I\'m talking about this:
If we have the letter \'A\' which is 77 in decimal and 4D in Hex. I am looking for the fastest way to get D.
I thought about two ways:
Brevity is nice - explanations are better :)
x &= 0x0f
is, of course, the right answer. It exactly expresses the intent of what you're trying to achieve, and on any sane architecture will always compile down to the minimum number of instructions (i.e. 1). Do use hex rather than decimal whenever you put constants in a bit-wise operator.
x <<= 4; x >>= 4
will only work if your 'byte' is a proper unsigned type. If it was actually a signed char then the second operation might cause sign extension (i.e. your original bit 3 would then appear in bits 4-7 too).
without optimization this will of course take 2 instructions, but with GCC on OSX, even
-O1
will reduce this to the first answer.
x %= 16
even without the optimizer enabled your compiler will almost certainly do the right thing here and turn that expensive div/mod operation into the first answer.

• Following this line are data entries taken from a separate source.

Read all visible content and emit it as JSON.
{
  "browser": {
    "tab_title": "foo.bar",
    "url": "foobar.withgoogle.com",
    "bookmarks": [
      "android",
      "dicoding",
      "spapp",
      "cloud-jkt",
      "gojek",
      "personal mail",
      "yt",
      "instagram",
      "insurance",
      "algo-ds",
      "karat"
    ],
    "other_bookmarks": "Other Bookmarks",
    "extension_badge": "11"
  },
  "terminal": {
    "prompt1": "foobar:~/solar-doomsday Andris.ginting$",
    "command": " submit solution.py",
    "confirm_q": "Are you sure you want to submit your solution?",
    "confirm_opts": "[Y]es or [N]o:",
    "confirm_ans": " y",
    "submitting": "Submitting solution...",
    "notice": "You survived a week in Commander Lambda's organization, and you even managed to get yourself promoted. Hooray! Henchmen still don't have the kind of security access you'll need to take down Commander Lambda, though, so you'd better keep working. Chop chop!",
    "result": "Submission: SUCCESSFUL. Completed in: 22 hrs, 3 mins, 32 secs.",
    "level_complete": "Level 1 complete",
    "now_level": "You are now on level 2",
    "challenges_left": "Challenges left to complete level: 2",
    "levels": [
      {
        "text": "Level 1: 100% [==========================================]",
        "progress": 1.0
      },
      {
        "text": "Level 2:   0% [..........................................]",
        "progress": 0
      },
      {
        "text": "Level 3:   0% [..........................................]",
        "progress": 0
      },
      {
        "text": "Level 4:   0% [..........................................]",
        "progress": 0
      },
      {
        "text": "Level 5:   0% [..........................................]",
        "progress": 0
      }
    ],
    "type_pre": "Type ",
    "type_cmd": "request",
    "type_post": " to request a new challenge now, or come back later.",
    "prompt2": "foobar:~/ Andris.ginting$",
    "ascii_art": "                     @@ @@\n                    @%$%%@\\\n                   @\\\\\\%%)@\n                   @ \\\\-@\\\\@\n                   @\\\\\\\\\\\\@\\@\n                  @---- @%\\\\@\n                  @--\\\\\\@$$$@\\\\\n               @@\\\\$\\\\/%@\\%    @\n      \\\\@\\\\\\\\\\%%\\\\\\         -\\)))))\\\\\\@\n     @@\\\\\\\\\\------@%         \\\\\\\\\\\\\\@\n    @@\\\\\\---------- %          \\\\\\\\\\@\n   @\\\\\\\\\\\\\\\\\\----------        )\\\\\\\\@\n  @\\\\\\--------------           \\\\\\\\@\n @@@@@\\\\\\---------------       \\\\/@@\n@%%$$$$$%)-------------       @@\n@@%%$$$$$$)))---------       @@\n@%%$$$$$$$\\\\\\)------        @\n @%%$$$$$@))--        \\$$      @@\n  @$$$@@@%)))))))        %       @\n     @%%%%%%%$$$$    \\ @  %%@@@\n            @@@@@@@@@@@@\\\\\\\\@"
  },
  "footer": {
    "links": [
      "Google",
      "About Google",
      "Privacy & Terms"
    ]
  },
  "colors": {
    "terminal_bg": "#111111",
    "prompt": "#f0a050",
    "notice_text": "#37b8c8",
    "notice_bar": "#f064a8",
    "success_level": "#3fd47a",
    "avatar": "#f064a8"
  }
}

However it can only do that for powers of two, and this paradigm doesn't make it quite so obvious what you're trying to achieve.
Single AND operation can do it.
x = (x & 0x0F);
x = x & 15
I always use x &= 0x0f
There are many good answers and some of them are technically the right ones.
In a broader scale, one should understand that C/C++ is not an assembler. Programmer's job is to try to tell to the compiler the intention what you want to achieve. The compiler will pick the best way to do it depending on the architecture and various optimization flags.
x &= 0x0F; is the most clear way to tell the compiler what you want to achieve. If shifting up and down is faster on some architecture, it is the compiler's job to know it and do the right thing.
It will depend on on the architecture to some extent - shifting up and back down on an ARM is probably the fastest way - however the compiler should do that for you. In fact, all of the suggested methods will probably be optimized to the same code by the compiler.